= Emmanuel Ugirashebuja =

Rwandan jurist

Emmanuel Ugirashebuja is the Minister of Justice and Attorney General of the Republic of Rwanda. He is a former President of the East African Court of Justice. He is a Dean Emeritus of the National University of Rwanda, Faculty of Law and has given lectures on diverse subjects of law to various well-renowned Universities worldwide. He was educated and has practiced in the major legal systems, namely, common law and civil law systems.

In addition, he has been bestowed confidence by his peers by being elected to different judicial and legal bodies, notably; the Global Judicial Institute on the Environment, supported by the UNEP and IUCN; He is also a member of the Governing Board of the International Association of Law Schools.

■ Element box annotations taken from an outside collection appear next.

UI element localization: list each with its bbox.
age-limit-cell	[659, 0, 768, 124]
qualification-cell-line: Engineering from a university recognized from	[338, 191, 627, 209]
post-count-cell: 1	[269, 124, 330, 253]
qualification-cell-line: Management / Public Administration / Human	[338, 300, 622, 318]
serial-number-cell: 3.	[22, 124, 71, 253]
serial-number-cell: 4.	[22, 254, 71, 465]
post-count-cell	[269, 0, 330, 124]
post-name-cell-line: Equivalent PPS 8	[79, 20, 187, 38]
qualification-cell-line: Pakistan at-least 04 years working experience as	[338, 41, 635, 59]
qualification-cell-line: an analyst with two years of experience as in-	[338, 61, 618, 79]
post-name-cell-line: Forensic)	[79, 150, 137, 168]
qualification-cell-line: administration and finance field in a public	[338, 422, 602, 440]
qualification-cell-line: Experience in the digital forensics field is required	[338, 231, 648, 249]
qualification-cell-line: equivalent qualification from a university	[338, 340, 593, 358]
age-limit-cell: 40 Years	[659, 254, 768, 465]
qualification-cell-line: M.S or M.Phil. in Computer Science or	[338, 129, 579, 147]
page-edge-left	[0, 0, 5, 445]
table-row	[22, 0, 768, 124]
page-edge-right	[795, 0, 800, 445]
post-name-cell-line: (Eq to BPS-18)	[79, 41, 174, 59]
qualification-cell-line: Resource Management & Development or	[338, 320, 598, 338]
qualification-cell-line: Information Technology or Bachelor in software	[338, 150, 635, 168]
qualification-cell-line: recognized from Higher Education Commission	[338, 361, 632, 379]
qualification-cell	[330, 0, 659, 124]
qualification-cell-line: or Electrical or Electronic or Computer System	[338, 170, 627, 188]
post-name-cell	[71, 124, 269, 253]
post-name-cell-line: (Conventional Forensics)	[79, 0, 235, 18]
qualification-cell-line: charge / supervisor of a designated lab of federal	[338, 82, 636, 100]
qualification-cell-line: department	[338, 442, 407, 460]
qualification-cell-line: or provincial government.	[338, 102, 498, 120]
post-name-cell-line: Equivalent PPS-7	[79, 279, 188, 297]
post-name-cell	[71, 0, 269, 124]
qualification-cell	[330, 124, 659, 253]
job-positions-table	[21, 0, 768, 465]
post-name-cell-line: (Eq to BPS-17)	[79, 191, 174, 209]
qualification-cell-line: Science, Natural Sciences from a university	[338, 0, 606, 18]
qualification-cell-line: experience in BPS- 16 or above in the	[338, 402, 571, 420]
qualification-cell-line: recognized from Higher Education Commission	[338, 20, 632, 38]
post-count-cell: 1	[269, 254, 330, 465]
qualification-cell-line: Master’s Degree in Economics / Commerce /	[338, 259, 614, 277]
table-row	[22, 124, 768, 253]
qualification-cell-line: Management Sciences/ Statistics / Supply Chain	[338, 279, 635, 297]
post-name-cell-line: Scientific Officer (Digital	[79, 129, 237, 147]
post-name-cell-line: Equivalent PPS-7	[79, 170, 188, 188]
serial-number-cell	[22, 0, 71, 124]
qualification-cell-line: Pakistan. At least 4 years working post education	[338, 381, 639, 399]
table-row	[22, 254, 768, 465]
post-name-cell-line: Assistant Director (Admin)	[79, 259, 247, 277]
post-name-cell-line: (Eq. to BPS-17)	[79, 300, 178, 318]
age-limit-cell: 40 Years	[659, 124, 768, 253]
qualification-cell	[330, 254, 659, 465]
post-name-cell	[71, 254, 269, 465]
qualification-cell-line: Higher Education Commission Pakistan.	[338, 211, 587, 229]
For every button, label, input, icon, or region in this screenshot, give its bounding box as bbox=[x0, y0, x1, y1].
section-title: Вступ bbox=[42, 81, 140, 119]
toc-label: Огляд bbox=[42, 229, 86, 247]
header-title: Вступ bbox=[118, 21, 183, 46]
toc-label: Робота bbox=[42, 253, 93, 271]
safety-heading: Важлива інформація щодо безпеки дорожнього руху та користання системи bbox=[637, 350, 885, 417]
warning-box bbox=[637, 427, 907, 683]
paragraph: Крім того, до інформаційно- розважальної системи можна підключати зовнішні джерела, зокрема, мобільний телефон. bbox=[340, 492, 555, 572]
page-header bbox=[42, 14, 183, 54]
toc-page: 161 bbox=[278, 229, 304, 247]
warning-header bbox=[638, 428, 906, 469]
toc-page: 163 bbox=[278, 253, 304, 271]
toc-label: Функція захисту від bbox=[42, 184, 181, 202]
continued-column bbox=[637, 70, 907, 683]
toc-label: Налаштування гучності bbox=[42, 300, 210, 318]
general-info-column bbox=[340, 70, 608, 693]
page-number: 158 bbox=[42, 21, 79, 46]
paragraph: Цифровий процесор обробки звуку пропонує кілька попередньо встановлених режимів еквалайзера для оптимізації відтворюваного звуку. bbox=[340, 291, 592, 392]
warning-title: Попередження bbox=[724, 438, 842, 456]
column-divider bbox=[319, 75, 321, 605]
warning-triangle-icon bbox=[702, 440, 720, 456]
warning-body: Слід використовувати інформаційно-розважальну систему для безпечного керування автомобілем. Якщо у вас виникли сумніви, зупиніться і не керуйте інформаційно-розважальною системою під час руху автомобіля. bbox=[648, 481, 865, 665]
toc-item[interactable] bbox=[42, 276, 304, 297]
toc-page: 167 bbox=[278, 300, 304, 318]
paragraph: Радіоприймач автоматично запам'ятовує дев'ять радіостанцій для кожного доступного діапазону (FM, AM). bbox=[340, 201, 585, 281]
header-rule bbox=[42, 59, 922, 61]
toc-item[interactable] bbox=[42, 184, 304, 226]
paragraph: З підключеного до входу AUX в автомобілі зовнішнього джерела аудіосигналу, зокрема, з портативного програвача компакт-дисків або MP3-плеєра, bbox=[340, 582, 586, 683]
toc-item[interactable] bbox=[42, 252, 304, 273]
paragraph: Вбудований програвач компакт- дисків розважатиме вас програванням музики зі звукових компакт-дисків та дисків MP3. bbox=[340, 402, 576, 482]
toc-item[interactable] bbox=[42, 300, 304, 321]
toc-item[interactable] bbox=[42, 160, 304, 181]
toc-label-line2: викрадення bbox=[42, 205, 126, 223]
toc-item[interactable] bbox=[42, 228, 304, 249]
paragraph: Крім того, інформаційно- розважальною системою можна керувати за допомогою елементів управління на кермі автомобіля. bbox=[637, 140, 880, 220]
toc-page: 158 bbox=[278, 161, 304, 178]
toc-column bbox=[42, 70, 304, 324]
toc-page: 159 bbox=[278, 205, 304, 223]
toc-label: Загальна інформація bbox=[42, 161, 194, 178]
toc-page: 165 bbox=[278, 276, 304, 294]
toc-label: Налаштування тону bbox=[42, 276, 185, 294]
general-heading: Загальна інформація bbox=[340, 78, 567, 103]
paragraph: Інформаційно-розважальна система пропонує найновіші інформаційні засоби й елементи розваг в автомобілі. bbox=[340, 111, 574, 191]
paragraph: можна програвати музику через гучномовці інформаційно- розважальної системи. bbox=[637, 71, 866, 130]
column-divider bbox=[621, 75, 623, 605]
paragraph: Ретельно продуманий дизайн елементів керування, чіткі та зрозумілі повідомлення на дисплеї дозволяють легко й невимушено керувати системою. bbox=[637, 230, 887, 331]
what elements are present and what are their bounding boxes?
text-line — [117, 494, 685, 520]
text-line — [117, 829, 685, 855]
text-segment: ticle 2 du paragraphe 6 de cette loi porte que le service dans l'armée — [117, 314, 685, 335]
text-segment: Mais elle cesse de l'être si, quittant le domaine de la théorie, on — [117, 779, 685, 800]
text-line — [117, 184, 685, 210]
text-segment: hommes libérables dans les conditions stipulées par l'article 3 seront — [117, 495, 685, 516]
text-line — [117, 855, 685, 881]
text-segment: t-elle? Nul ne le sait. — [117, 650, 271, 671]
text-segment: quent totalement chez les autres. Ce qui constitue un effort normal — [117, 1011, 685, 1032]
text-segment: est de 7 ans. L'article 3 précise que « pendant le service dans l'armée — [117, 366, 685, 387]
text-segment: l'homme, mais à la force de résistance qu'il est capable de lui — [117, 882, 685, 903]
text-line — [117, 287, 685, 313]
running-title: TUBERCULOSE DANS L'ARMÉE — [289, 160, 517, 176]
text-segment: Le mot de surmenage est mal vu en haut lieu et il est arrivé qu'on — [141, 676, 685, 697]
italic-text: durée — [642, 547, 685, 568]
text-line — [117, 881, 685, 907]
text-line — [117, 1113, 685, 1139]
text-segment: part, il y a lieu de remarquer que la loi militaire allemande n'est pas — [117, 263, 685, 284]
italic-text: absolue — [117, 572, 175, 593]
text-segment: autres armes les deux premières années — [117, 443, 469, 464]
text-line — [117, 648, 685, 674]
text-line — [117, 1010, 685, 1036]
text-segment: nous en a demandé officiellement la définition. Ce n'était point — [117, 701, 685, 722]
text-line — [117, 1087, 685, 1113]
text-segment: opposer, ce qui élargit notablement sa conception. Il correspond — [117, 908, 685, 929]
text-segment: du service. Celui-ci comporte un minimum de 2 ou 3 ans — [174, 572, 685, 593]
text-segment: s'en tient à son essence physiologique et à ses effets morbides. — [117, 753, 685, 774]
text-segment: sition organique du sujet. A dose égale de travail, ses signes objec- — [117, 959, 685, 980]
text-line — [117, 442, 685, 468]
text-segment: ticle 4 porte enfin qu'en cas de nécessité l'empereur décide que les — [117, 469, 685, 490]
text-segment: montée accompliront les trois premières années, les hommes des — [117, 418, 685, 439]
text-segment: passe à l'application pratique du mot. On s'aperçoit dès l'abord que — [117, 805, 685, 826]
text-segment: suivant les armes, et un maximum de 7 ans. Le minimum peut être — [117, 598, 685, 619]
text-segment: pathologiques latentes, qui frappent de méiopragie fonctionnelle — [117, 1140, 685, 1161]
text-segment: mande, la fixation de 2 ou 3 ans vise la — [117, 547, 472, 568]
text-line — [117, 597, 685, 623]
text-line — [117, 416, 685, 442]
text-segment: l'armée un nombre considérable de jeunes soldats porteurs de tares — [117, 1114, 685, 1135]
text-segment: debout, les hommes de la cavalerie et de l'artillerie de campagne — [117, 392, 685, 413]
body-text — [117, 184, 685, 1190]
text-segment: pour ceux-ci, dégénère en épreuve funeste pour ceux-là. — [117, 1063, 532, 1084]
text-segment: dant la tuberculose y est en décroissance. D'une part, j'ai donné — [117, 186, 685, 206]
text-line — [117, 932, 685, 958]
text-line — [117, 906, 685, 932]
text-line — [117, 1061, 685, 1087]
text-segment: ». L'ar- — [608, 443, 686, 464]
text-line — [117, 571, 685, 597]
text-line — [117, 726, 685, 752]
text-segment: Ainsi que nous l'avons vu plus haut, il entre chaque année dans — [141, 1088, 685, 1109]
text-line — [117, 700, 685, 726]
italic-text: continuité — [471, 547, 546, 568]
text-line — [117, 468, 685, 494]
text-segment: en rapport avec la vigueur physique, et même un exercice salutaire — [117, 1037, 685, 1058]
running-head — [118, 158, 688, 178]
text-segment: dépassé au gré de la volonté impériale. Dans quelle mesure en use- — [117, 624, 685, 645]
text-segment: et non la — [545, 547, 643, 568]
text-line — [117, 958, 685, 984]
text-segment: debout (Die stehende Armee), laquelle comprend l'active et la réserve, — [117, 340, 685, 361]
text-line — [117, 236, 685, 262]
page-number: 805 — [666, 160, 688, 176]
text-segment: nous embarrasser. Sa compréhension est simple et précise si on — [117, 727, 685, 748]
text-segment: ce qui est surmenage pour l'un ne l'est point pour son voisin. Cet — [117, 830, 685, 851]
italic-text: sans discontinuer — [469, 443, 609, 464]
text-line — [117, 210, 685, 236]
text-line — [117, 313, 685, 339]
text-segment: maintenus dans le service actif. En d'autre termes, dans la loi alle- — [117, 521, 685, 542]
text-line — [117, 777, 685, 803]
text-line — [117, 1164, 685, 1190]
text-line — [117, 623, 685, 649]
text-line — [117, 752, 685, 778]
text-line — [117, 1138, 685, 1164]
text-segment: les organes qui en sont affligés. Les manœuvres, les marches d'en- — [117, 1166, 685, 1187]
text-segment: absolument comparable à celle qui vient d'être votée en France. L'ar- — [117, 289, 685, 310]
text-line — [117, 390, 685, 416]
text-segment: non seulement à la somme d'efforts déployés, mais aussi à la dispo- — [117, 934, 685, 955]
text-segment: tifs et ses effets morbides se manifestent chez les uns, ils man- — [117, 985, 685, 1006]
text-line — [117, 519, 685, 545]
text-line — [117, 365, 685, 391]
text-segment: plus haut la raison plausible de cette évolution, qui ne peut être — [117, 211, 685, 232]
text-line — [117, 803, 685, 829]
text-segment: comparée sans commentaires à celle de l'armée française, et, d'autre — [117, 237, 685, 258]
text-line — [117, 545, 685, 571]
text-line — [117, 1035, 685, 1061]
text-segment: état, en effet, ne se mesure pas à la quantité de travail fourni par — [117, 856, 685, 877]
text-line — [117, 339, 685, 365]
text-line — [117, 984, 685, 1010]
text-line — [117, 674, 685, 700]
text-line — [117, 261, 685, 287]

He was Awarded a Lifetime Appointment as a Distinguished Fellow & Eminent Jurist at Jindal Global Law School, OP, Jindal Global University India as “exemplar jurist and contribution of law and Justice which have transcended geographical boundaries and jurisdictional limitation”; the 2019 Bright International- Jurist- in Residence University of Hawai’i School of Law.

Dr. Ugirashebuja holds a PhD and LLM awarded by the University of Edinburgh and a Bachelor’s Degree awarded by the National University of Rwanda (Currently, University of Rwanda).